Heidrick & Struggles (NASD: HSII) on Friday announced a restructuring to reduce overall costs and improve efficiency. It will include pre-tax charges of $15 million to $18 million in the fourth quarter. The company also plans a noncash impairment charge of $6 million to $12 million to write off the carrying value of goodwill and intangible assets in its leadership consulting business. In addition, the company said the leadership consulting business will be combined with its culture shaping business.

The restructuring at the Chicago-based executive search provider will include a workforce reduction, elimination of two executive officer roles, closing of three offices and the acceleration of some expenses.

“Since assuming my role in July, I have noted on our quarterly calls that we were in the process of examining every aspect of our organizational and cost structure to support investments toward our vision of becoming the world’s most trusted advisory firm as well as to improve the firm’s profitability,” Heidrick President and CEO Krishnan Rajagopalan said. “Today’s announcement of a restructuring is an important step forward.”

Annual cost savings from the restructuring is expected to range from $11 million to $13 million.

“The market for executive search continues to be robust and we have positive momentum as a firm. Fourth quarter 2017 consolidated net revenue was at the high end of the guidance we provided on October 26, 2017 of between $150 million and $160 million,” Rajagopalan said. “In 2018, we will continue our transformation journey to become the premier advisor on executive search, leadership assessment and development, team and organization performance and culture shaping.”

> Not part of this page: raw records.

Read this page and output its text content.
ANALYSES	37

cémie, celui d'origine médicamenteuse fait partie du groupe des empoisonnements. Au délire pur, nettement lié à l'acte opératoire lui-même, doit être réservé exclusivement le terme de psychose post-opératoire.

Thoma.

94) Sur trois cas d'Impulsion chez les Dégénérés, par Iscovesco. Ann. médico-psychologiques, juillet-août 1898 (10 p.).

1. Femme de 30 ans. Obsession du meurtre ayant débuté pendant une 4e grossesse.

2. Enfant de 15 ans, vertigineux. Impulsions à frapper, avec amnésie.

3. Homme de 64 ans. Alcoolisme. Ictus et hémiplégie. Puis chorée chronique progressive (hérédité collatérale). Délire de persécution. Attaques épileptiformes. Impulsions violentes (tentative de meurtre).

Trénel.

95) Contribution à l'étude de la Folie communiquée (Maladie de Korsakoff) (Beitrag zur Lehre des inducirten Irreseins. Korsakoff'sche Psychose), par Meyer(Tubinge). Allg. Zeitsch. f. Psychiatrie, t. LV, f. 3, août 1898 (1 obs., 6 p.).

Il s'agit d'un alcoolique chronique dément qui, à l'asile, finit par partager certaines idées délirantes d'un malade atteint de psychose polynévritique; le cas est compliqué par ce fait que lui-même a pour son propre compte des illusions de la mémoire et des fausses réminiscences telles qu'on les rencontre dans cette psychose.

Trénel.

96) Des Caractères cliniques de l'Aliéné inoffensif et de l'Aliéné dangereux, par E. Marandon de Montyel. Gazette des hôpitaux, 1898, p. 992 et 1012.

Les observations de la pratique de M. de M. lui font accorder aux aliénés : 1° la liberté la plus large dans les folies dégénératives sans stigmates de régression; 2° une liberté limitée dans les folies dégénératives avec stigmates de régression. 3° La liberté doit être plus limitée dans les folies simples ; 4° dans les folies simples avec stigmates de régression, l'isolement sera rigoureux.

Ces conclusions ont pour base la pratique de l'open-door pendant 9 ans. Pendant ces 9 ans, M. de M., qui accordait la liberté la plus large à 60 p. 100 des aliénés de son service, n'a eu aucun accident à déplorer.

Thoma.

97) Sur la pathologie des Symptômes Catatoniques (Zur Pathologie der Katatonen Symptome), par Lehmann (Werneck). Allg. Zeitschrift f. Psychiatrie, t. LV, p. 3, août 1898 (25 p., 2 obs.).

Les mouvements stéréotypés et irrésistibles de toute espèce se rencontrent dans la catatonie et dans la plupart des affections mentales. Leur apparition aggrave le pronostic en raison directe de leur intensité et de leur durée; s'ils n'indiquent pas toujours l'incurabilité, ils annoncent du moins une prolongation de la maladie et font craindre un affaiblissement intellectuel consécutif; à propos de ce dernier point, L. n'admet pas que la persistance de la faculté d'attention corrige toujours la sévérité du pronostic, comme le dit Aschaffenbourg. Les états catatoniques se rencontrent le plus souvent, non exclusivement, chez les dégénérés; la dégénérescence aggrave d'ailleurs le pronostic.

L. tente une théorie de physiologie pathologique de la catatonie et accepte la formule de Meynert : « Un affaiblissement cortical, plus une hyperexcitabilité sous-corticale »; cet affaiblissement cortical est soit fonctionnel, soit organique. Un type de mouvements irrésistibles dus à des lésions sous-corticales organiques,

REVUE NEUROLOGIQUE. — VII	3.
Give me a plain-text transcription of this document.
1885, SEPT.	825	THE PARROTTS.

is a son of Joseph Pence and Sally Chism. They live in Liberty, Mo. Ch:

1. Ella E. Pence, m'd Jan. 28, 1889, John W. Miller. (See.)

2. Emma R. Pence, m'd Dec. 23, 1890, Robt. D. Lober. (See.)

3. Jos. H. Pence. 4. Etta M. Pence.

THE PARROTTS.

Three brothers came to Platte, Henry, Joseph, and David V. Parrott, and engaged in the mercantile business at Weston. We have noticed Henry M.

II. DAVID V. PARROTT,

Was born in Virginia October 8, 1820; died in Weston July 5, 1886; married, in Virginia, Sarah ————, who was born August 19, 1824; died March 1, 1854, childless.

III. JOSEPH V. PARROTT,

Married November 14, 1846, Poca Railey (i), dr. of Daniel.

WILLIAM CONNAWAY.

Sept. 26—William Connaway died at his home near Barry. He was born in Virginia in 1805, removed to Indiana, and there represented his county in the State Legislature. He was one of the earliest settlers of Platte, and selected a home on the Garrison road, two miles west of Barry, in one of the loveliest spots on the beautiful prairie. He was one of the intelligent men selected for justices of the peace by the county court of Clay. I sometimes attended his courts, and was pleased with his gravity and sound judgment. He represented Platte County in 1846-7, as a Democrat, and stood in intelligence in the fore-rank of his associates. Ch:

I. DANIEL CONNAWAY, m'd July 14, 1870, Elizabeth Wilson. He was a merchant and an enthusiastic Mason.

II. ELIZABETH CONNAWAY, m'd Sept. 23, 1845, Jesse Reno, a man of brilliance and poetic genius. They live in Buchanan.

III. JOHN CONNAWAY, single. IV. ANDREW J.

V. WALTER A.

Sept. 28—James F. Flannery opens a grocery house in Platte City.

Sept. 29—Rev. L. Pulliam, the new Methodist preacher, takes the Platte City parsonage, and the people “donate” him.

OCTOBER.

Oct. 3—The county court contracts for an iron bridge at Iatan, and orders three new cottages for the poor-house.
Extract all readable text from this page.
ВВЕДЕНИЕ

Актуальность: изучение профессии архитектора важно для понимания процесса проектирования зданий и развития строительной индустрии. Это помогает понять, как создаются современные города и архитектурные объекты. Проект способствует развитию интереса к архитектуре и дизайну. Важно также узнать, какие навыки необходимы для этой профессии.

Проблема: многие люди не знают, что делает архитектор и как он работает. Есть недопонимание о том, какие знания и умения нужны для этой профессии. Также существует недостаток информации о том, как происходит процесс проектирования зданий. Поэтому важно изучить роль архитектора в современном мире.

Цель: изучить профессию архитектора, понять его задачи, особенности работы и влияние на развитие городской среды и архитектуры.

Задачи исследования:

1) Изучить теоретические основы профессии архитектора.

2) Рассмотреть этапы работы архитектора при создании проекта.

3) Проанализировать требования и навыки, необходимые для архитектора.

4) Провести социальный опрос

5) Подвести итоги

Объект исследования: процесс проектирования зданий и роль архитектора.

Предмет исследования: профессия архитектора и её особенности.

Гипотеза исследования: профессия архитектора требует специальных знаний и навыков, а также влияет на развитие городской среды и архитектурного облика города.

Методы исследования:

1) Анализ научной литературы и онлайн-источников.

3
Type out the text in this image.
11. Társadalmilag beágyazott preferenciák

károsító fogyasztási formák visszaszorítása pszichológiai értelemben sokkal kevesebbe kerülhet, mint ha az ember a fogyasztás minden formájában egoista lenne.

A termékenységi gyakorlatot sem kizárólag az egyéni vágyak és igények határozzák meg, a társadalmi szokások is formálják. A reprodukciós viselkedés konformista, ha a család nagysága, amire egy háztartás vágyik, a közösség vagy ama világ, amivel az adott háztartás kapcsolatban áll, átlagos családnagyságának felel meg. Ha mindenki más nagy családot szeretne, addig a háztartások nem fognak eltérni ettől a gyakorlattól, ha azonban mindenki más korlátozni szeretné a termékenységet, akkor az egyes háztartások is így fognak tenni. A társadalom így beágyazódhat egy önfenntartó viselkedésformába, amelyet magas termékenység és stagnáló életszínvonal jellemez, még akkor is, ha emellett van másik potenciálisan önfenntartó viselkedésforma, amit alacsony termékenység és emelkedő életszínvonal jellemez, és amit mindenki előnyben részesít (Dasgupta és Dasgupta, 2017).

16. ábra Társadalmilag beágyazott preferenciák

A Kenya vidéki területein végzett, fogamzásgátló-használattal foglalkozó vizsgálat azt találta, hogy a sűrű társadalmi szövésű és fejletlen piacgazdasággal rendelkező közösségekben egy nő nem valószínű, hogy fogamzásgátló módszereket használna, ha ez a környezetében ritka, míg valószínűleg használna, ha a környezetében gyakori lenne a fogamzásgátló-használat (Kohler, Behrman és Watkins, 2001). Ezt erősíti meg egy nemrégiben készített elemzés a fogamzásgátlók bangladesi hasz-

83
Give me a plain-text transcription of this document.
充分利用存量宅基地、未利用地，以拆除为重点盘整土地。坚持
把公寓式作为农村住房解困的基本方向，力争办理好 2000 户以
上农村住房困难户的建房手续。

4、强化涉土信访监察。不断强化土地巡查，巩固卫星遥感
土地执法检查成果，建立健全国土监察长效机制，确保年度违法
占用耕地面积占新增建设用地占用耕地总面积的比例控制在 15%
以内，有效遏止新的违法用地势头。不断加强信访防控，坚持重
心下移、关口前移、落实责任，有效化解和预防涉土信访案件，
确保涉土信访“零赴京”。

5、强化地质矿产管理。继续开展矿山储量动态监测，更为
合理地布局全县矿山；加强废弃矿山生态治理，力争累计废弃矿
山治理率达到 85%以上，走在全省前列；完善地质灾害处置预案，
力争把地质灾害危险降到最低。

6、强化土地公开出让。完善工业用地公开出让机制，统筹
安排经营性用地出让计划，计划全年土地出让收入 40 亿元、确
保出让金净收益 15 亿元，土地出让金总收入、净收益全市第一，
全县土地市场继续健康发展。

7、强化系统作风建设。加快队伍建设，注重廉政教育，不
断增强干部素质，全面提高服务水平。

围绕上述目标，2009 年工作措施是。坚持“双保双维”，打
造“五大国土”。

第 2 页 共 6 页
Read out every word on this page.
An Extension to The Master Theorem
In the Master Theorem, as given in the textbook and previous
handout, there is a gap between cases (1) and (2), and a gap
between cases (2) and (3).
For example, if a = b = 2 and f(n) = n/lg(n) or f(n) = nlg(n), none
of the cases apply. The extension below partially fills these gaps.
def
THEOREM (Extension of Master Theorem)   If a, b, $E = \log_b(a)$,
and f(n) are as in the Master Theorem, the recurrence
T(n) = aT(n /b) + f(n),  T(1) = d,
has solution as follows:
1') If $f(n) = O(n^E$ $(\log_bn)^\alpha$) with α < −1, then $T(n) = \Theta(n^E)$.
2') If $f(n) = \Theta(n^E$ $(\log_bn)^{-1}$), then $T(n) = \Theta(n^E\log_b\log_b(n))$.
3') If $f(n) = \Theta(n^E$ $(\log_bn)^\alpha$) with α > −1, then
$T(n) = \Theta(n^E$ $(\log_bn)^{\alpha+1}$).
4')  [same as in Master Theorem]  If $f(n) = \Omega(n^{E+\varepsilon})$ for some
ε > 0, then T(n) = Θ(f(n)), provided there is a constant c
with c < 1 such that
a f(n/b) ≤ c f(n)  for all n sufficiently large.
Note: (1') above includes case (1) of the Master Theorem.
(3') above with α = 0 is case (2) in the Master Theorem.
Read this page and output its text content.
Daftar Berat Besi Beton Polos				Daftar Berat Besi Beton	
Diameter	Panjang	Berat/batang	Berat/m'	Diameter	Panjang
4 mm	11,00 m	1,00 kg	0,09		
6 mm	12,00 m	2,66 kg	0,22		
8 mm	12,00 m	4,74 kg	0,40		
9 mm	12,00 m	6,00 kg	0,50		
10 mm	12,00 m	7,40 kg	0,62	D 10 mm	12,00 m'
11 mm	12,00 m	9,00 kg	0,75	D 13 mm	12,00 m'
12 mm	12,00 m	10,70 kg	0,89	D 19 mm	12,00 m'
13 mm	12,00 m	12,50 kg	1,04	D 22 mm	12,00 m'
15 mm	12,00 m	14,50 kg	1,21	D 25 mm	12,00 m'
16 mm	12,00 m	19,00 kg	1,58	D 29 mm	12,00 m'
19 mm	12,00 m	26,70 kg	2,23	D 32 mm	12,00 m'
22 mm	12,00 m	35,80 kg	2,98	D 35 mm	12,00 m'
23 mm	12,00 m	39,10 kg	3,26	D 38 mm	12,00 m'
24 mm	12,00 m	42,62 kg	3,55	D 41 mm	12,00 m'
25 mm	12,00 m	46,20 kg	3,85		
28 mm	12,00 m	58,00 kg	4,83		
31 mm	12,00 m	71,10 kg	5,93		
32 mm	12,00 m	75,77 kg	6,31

Finally, Heidrick reported it expects to incur a tax expense in the range of $10 million to $25 million related the valuation of its US deferred tax assets.

“The write-down of the value of the assets is a result of the reduction in the corporate income tax rate from 35% to 21%,” according to the company. “Additionally, because provisions in the new legislation will likely restrict the use of foreign tax credits going forward, the company will recognize an additional tax-related charge of approximately $9 million to establish a valuation allowance for its foreign tax credit carry forward.”